If each lamp is 35W @ 12V , then the lamp current is:

I=P/E

I=35/12

I=2.92 Amps

Assuming a series circuit, the current is the same through all the lamps.

If you have 5 lamps, each dropping 12 V, the total dropped across the lamps is 12V x 5, or 60V.

If you want to run this lamp bank from a 120V source, you will need a series resistor that will drop 60V at a current of 2.92A. According to Ohm's Law:

R=E/I

R=60/2.92

R=20.5 ohms

The power dissipated in this resistor is given by:

P=ExI

P=60x2.92

P=175.2W

The nearest standard resistor would be a 200W wirewound type, which is a pretty large device. Imagine a ceramic tube about a foot long and 1.5" in diameter.

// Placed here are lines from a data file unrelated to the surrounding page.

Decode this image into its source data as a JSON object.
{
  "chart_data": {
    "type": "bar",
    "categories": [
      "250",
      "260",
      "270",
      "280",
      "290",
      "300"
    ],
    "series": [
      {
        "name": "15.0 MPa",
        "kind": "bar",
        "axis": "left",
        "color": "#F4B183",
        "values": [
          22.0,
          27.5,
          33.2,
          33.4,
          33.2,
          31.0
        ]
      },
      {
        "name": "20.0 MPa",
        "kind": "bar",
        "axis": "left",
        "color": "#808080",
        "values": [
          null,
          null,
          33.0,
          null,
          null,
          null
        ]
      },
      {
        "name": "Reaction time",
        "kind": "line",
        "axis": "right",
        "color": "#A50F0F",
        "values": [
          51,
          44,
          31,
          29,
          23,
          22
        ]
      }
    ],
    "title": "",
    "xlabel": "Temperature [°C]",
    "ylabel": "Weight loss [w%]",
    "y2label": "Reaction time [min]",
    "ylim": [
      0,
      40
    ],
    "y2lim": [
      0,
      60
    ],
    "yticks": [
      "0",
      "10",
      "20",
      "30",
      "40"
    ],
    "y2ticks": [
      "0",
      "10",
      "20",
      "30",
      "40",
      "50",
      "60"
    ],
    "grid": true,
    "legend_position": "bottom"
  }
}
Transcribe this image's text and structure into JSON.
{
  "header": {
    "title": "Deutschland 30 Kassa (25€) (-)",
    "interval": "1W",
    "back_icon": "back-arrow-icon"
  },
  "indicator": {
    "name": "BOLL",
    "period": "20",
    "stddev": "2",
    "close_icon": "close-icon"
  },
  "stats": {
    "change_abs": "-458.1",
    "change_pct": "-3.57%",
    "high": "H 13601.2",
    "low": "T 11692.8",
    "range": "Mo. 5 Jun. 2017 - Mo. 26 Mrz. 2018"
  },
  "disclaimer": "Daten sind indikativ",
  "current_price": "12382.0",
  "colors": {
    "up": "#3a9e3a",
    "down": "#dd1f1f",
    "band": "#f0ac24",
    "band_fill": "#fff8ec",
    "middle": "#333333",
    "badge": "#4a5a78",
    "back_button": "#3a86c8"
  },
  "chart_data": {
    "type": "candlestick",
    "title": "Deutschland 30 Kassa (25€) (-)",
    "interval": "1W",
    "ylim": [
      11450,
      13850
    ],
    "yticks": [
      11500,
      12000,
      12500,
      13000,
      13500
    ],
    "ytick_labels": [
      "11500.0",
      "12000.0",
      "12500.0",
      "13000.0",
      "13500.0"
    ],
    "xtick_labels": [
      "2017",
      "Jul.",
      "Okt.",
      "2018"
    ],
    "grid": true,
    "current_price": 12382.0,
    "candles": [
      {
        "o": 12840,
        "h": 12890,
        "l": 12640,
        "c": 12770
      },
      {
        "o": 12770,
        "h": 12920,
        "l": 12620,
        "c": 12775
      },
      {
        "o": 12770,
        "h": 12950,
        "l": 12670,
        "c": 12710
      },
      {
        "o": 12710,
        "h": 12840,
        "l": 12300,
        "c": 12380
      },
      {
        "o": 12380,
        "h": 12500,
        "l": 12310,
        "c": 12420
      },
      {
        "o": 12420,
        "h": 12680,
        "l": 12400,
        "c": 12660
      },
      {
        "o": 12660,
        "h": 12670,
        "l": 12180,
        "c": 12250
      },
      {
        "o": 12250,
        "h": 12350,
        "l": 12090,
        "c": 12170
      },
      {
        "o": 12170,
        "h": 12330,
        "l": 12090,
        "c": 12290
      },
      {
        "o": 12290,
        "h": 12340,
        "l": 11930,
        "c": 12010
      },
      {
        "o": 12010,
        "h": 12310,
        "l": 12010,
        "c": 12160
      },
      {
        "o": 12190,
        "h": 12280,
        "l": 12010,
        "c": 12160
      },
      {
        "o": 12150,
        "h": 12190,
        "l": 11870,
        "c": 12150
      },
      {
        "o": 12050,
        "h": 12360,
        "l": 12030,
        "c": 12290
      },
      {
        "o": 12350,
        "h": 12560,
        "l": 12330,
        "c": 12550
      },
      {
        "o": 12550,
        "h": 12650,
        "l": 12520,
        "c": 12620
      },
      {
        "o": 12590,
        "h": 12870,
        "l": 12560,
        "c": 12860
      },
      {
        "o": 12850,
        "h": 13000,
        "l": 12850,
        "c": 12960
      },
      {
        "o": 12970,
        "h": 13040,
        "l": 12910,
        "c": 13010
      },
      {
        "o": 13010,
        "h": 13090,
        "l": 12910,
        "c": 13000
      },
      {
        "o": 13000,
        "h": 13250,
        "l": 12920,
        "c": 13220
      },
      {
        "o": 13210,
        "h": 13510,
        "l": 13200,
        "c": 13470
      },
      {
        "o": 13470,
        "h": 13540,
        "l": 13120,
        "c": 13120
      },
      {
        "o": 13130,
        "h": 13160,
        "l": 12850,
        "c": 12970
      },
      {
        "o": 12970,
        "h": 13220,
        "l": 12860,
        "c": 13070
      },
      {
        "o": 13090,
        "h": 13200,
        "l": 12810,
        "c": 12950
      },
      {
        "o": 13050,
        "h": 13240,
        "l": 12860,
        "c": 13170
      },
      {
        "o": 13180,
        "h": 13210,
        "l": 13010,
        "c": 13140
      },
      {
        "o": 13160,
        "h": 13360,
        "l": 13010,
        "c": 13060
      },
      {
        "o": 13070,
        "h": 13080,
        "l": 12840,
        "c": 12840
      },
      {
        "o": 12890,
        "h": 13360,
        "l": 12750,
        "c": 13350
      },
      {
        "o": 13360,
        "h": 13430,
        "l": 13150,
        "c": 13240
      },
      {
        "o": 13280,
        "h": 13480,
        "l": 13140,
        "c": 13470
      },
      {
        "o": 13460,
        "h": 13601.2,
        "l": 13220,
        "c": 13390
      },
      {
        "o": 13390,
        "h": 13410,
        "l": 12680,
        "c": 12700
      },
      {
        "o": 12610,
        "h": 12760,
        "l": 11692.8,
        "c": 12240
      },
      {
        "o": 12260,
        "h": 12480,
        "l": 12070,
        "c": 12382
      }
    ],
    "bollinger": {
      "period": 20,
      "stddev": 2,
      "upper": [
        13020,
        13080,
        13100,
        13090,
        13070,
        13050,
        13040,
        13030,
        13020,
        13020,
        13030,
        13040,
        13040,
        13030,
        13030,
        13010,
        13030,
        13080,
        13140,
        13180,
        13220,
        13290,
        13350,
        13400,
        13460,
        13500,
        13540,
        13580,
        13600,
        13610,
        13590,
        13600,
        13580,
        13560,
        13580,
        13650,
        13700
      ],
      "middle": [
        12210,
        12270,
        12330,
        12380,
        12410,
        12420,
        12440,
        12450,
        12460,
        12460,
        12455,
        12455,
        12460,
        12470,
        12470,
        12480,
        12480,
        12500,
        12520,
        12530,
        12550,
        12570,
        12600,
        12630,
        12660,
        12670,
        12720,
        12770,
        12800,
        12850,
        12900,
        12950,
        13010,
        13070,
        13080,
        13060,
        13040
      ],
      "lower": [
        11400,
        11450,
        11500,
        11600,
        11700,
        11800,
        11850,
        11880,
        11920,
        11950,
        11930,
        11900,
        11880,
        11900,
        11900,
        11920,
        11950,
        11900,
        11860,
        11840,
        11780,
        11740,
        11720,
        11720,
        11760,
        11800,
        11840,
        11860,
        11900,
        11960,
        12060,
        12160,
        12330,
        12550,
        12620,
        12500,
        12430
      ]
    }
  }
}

You may have a problem getting the lamps to start well with a simple resistive ballast like this, because the resistance of a filament-type lamp is much lower when cold, resulting in a much lower drop across the lamp and a consequently higher drop across the series resistor. The lamps may remain cold while the series resistor burns up from excessive dissipation. Even if the lamps eventually heat up and run properly, you need to take this startup current surge into account when sizing the series resistor.

All in all, the use of a transformer is a better way to go. You save 175W of wasted power!

[This message has been edited by NJwirenut (edited 09-25-2001).]